El Papa aterriza en Barcelona e invita a los catalanes a convertirse "en constructores de unidad"
"En un mundo desgarrado por guerras y divisiones, en una sociedad cada vez más fragmentada e individualista, queremos ser testigos y profetas de unidad, de acogida, de concordia y de paz, incluso a costa de sacrificios y renuncias", dijo en la catedral de Santa Eulalia
"En un mundo desgarrado por guerras y divisiones, en una sociedad cada vez más fragmentada e individualista, queremos ser “mártires”, es decir, testigos y profetas de unidad, de acogida, de concordia y de paz, incluso a costa de sacrificios y renuncias".
Palabras del Papa en el primer acto oficial de su estancia en Barcelona, segunda etapa de su viaje a España, que tanto está dando que hablar, la inmensa mayoría de las veces para bien en una sociedad que necesitaba un cierto respiro en medio de tanta polarización y superficialidad.
Las ha pronunciado León XIV en la catedral de la Santa Cruz y Santa Eulalia, poco después de su aterrizaje en la capital de Cataluña, donde, sí, efectivamente, utilizó en varias ocasiones el catalán, lengua en la que también le recibió el cardenal arzobispo Juan José Omella, y el presidente de la Generalitat, Salvador Illa, que le esperaban en el aeropuerto de El Prat, enclavado en la diócesis de Sant Feliú, razón por la que estaba también presente el obispo dominico Xabier Gómez.
Tras el saludo de bienvenida del purpurado aragonés, el Papa pronunció su homilía [que puede leer íntegra aquí], en donde invitó a la comunidad cristiana a mostrar a sus vecinos "un clima de familia, en el que se vive juntos, conscientes de la filiación y de la llamada común, solidarios, abiertos, capaces de misericordia, de sacrificio, de atención recíproca, de perdón".
Recordó el Papa que "para nosotros trabajar juntos no es una elección de 'estilo', sino una necesidad fisiológica·, enfatizando "la variedad y la importancia de los roles y de las misiones" dentro de la Iglesia, pero subrayando que "el mensaje es siempre el mismo: en la riqueza de los dones recibidos, somos fuertes porque estamos unidos, y estamos unidos porque estamos animados por el mismo Espíritu".
En este punto, volvió a aparecer el tema de la unidad, tan querido por el Papa agustino, remarcando que "es importante, para cada uno de nosotros, no permitir que nada destruya la unidad en la que Dios nos ha constituido y hacia cuya plenitud nos conduce día tras día".

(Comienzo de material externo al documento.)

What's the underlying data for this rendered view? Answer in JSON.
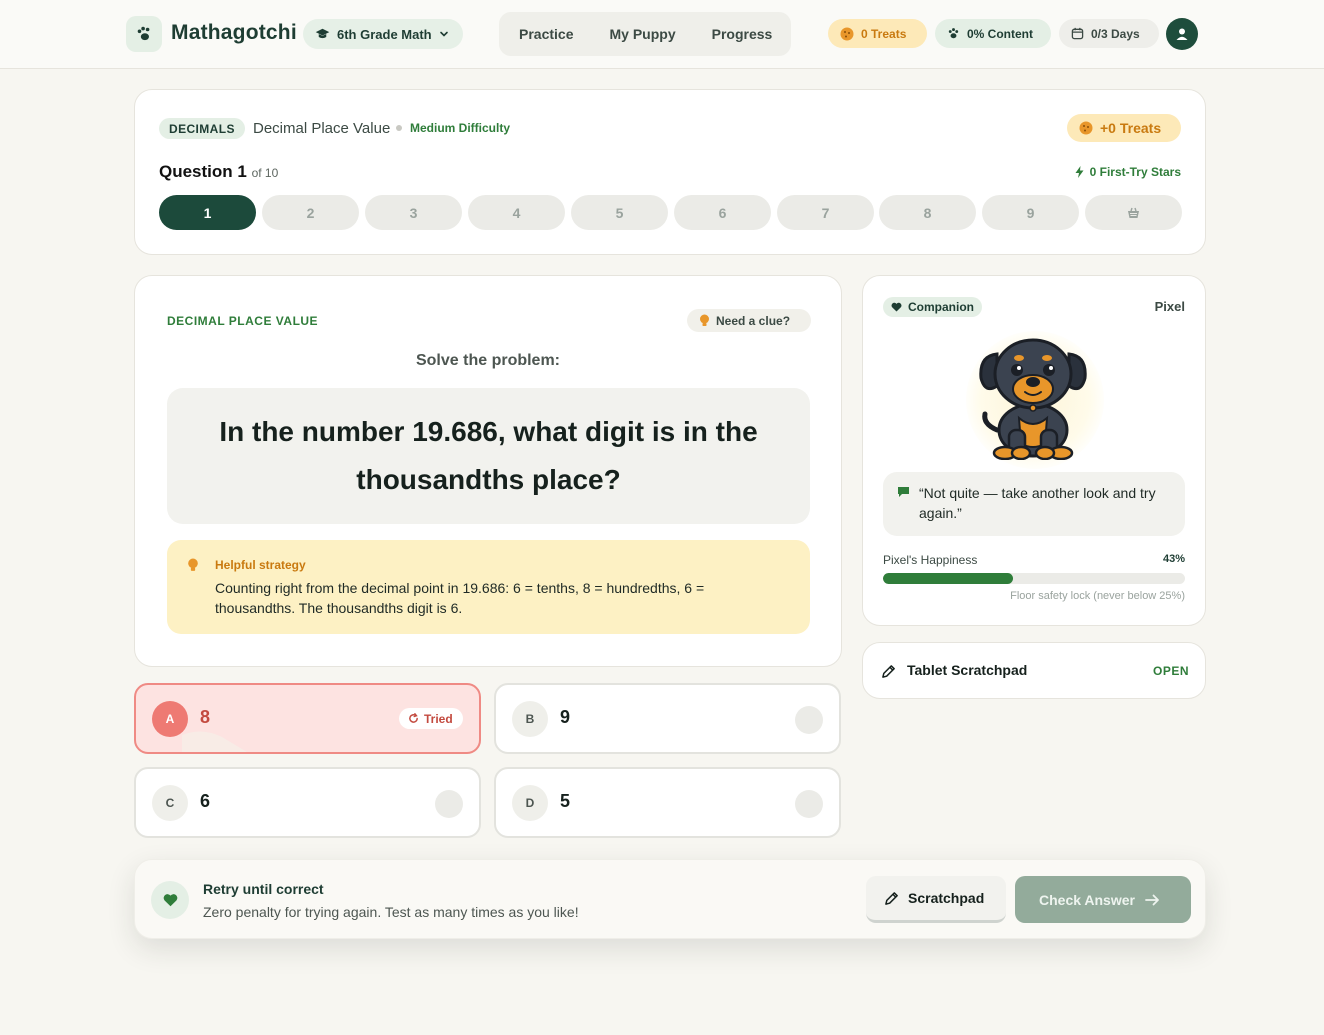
{
  "header": {
    "brand": "Mathagotchi",
    "grade": "6th Grade Math",
    "nav": [
      "Practice",
      "My Puppy",
      "Progress"
    ],
    "treats": "0 Treats",
    "content": "0% Content",
    "days": "0/3 Days"
  },
  "quiz": {
    "tag": "DECIMALS",
    "topic": "Decimal Place Value",
    "difficulty": "Medium Difficulty",
    "bonus": "+0 Treats",
    "question_label": "Question 1",
    "question_of": "of 10",
    "stars": "0 First-Try Stars",
    "steps": [
      "1",
      "2",
      "3",
      "4",
      "5",
      "6",
      "7",
      "8",
      "9"
    ],
    "active_step": 1
  },
  "problem": {
    "label": "DECIMAL PLACE VALUE",
    "clue": "Need a clue?",
    "instruction": "Solve the problem:",
    "question": "In the number 19.686, what digit is in the thousandths place?",
    "strategy_title": "Helpful strategy",
    "strategy_body": "Counting right from the decimal point in 19.686: 6 = tenths, 8 = hundredths, 6 = thousandths. The thousandths digit is 6."
  },
  "answers": [
    {
      "letter": "A",
      "value": "8",
      "status": "tried",
      "badge": "Tried"
    },
    {
      "letter": "B",
      "value": "9",
      "status": "none"
    },
    {
      "letter": "C",
      "value": "6",
      "status": "none"
    },
    {
      "letter": "D",
      "value": "5",
      "status": "none"
    }
  ],
  "companion": {
    "tag": "Companion",
    "name": "Pixel",
    "speech": "“Not quite — take another look and try again.”",
    "happiness_label": "Pixel's Happiness",
    "happiness_value": "43%",
    "happiness_fraction": 0.43,
    "floor_note": "Floor safety lock (never below 25%)"
  },
  "scratchpad_card": {
    "title": "Tablet Scratchpad",
    "action": "OPEN"
  },
  "footer": {
    "title": "Retry until correct",
    "body": "Zero penalty for trying again. Test as many times as you like!",
    "scratch_button": "Scratchpad",
    "check_button": "Check Answer"
  },
  "colors": {
    "brand_dark": "#1c4a3b",
    "accent_green": "#2f7d3a",
    "treat_orange": "#c97a10",
    "error_red": "#ee7a73"
  },
  "icons": [
    "paw-icon",
    "graduation-cap-icon",
    "chevron-down-icon",
    "cookie-icon",
    "paw-icon",
    "calendar-icon",
    "user-icon",
    "lightning-icon",
    "basket-icon",
    "lightbulb-icon",
    "heart-icon",
    "chat-icon",
    "pencil-icon",
    "arrow-right-icon",
    "retry-icon"
  ]
}
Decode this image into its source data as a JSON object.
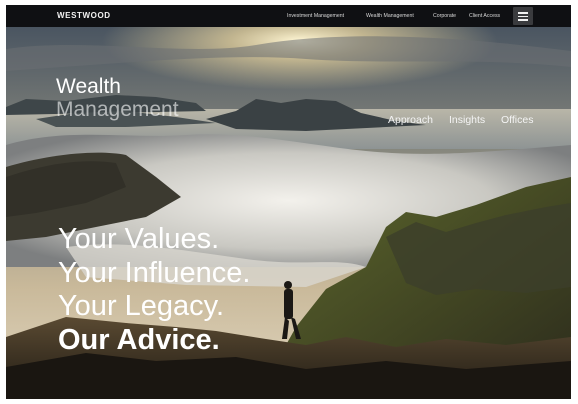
{
  "header": {
    "brand": "WESTWOOD",
    "nav": [
      "Investment Management",
      "Wealth Management",
      "Corporate",
      "Client Access"
    ],
    "menu_icon": "hamburger-menu-icon"
  },
  "hero": {
    "section_title_line1": "Wealth",
    "section_title_line2": "Management",
    "subnav": [
      "Approach",
      "Insights",
      "Offices"
    ],
    "headline": [
      "Your Values.",
      "Your Influence.",
      "Your Legacy.",
      "Our Advice."
    ]
  },
  "colors": {
    "topbar": "#0f1013",
    "menu_button": "#3a3b3e",
    "text": "#ffffff"
  }
}
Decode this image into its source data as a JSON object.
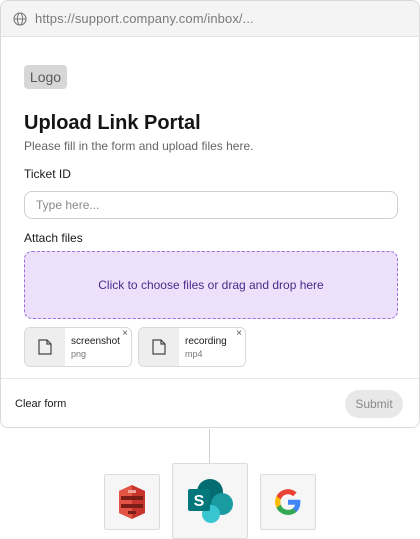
{
  "browser": {
    "url": "https://support.company.com/inbox/...",
    "globe_icon": "globe-icon"
  },
  "form": {
    "logo_text": "Logo",
    "title": "Upload Link Portal",
    "subtitle": "Please fill in the form and upload files here.",
    "ticket_label": "Ticket ID",
    "ticket_placeholder": "Type here...",
    "ticket_value": "",
    "attach_label": "Attach files",
    "dropzone_text": "Click to choose files or drag and drop here",
    "files": [
      {
        "name": "screenshot",
        "type": "png",
        "icon": "file-icon",
        "remove_label": "×"
      },
      {
        "name": "recording",
        "type": "mp4",
        "icon": "file-icon",
        "remove_label": "×"
      }
    ]
  },
  "footer": {
    "clear_label": "Clear form",
    "submit_label": "Submit"
  },
  "integrations": [
    {
      "name": "AWS S3",
      "icon": "aws-s3-icon",
      "color": "#c7342b"
    },
    {
      "name": "SharePoint",
      "icon": "sharepoint-icon",
      "color": "#0b7a7f"
    },
    {
      "name": "Google",
      "icon": "google-icon",
      "color": "#4285f4"
    }
  ],
  "colors": {
    "dropzone_bg": "#ece0fb",
    "dropzone_border": "#9b6fd6",
    "dropzone_text": "#4c2a8a"
  }
}
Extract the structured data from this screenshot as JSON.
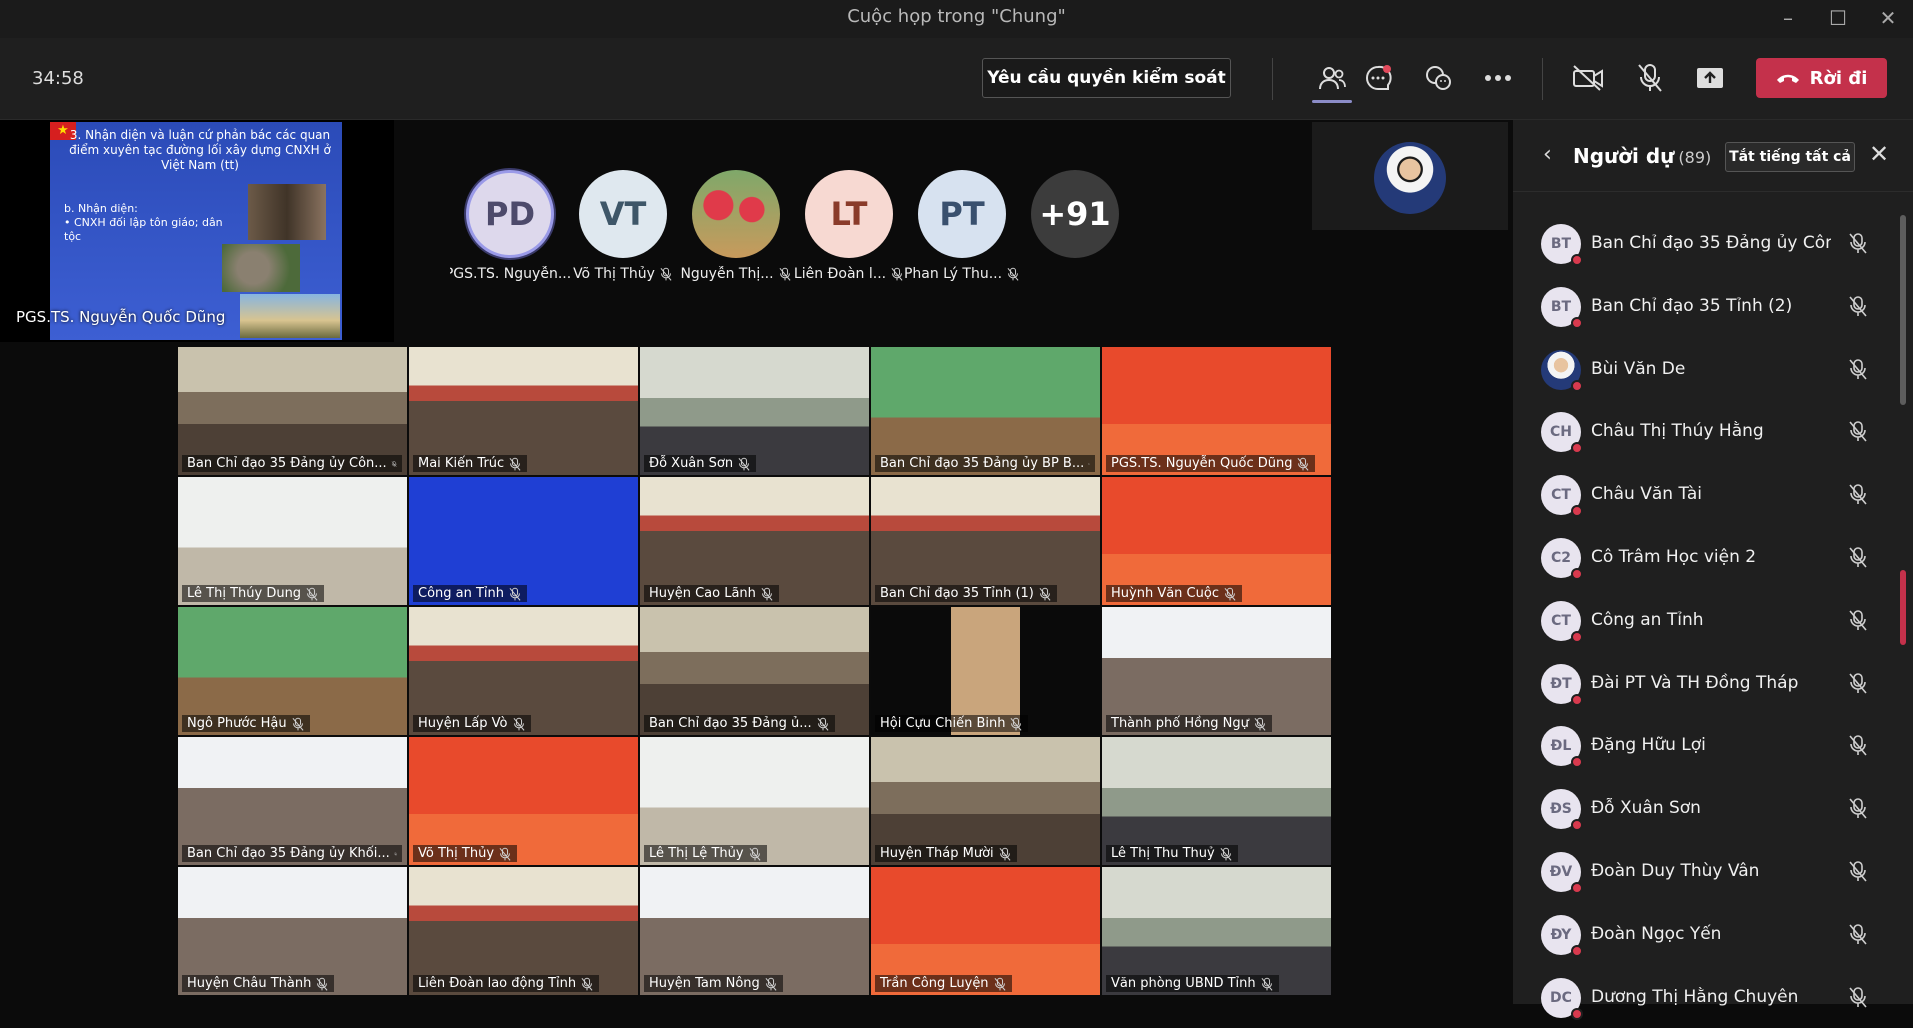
{
  "window": {
    "title": "Cuộc họp trong \"Chung\""
  },
  "toolbar": {
    "timer": "34:58",
    "request_control": "Yêu cầu quyền kiểm soát",
    "leave": "Rời đi",
    "icons": [
      "people-icon",
      "chat-icon",
      "reactions-icon",
      "more-icon",
      "camera-off-icon",
      "mic-off-icon",
      "share-icon"
    ]
  },
  "slide": {
    "title": "3. Nhận diện và luận cứ phản bác các quan điểm xuyên tạc đường lối xây dựng CNXH ở Việt Nam (tt)",
    "line1": "b. Nhận diện:",
    "line2": "• CNXH đối lập tôn giáo; dân tộc",
    "presenter": "PGS.TS. Nguyễn Quốc Dũng"
  },
  "avatars": [
    {
      "initials": "PD",
      "name": "PGS.TS. Nguyễn...",
      "bg": "#ddd8ec",
      "fg": "#4d4a6b"
    },
    {
      "initials": "VT",
      "name": "Võ Thị Thủy",
      "bg": "#dfe8ef",
      "fg": "#3e5668"
    },
    {
      "initials": "",
      "name": "Nguyễn Thị...",
      "bg": "#c2985e",
      "fg": "#fff"
    },
    {
      "initials": "LT",
      "name": "Liên Đoàn l...",
      "bg": "#f7d9d2",
      "fg": "#8a3b2a"
    },
    {
      "initials": "PT",
      "name": "Phan Lý Thu...",
      "bg": "#d7e2f0",
      "fg": "#39506e"
    },
    {
      "initials": "+91",
      "name": "",
      "bg": "#3c3c3c",
      "fg": "#fff"
    }
  ],
  "tiles": [
    {
      "label": "Ban Chỉ đạo 35 Đảng ủy Côn...",
      "bg": "bg-room"
    },
    {
      "label": "Mai Kiến Trúc",
      "bg": "bg-hall"
    },
    {
      "label": "Đỗ Xuân Sơn",
      "bg": "bg-room2"
    },
    {
      "label": "Ban Chỉ đạo 35 Đảng ủy BP B...",
      "bg": "bg-green"
    },
    {
      "label": "PGS.TS. Nguyễn Quốc Dũng",
      "bg": "bg-red"
    },
    {
      "label": "Lê Thị Thúy Dung",
      "bg": "bg-white"
    },
    {
      "label": "Công an Tỉnh",
      "bg": "bg-blue"
    },
    {
      "label": "Huyện Cao Lãnh",
      "bg": "bg-hall"
    },
    {
      "label": "Ban Chỉ đạo 35 Tỉnh (1)",
      "bg": "bg-hall"
    },
    {
      "label": "Huỳnh Văn Cuộc",
      "bg": "bg-red"
    },
    {
      "label": "Ngô Phước Hậu",
      "bg": "bg-green"
    },
    {
      "label": "Huyện Lấp Vò",
      "bg": "bg-hall"
    },
    {
      "label": "Ban Chỉ đạo 35 Đảng ủ...",
      "bg": "bg-room"
    },
    {
      "label": "Hội Cựu Chiến Binh",
      "bg": "bg-dark"
    },
    {
      "label": "Thành phố Hồng Ngự",
      "bg": "bg-class"
    },
    {
      "label": "Ban Chỉ đạo 35 Đảng ủy Khối...",
      "bg": "bg-class"
    },
    {
      "label": "Võ Thị Thủy",
      "bg": "bg-red"
    },
    {
      "label": "Lê Thị Lệ Thủy",
      "bg": "bg-white"
    },
    {
      "label": "Huyện Tháp Mười",
      "bg": "bg-room"
    },
    {
      "label": "Lê Thị Thu Thuỷ",
      "bg": "bg-room2"
    },
    {
      "label": "Huyện Châu Thành",
      "bg": "bg-class"
    },
    {
      "label": "Liên Đoàn lao động Tỉnh",
      "bg": "bg-hall"
    },
    {
      "label": "Huyện Tam Nông",
      "bg": "bg-class"
    },
    {
      "label": "Trần Công Luyện",
      "bg": "bg-red"
    },
    {
      "label": "Văn phòng UBND Tỉnh",
      "bg": "bg-room2"
    }
  ],
  "panel": {
    "title": "Người dự",
    "count": "(89)",
    "mute_all": "Tắt tiếng tất cả",
    "participants": [
      {
        "initials": "BT",
        "name": "Ban Chỉ đạo 35 Đảng ủy Côn..."
      },
      {
        "initials": "BT",
        "name": "Ban Chỉ đạo 35 Tỉnh (2)"
      },
      {
        "initials": "",
        "name": "Bùi Văn De"
      },
      {
        "initials": "CH",
        "name": "Châu Thị Thúy Hằng"
      },
      {
        "initials": "CT",
        "name": "Châu Văn Tài"
      },
      {
        "initials": "C2",
        "name": "Cô Trâm Học viện 2"
      },
      {
        "initials": "CT",
        "name": "Công an Tỉnh"
      },
      {
        "initials": "ĐT",
        "name": "Đài PT Và TH Đồng Tháp"
      },
      {
        "initials": "ĐL",
        "name": "Đặng Hữu Lợi"
      },
      {
        "initials": "ĐS",
        "name": "Đỗ Xuân Sơn"
      },
      {
        "initials": "ĐV",
        "name": "Đoàn Duy Thùy Vân"
      },
      {
        "initials": "ĐY",
        "name": "Đoàn Ngọc Yến"
      },
      {
        "initials": "DC",
        "name": "Dương Thị Hằng Chuyên"
      }
    ]
  }
}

Abundaría en esta cuestión, en catalán, al afirmar que "Barcelona es llamada 'Cap i Casal de Catalunya'. Lo que da a esta comunidad, a todos vosotros, barceloneses y catalanes, una vocación y una responsabilidad especial de convertiros, con la ayuda de Dios, en constructores de unidad".
Tras la homilía, el Papa se dirigió a la cripta para un momento de reflexión y oración ante la tumba de Santa Eulalia. A la salida, el Papa improvisó un saludo, desde el micrófono, a los fieles que le esperaban en la plaza de la Seu.
Posteriormente, a través de la Puerta de Santa Eulalia, se trasladó a la Casa Arzobispal para almorzar con el cardenal Omella y se reunió en privado con el presidente Salvador Illa, y miembros de la Orden Agustina.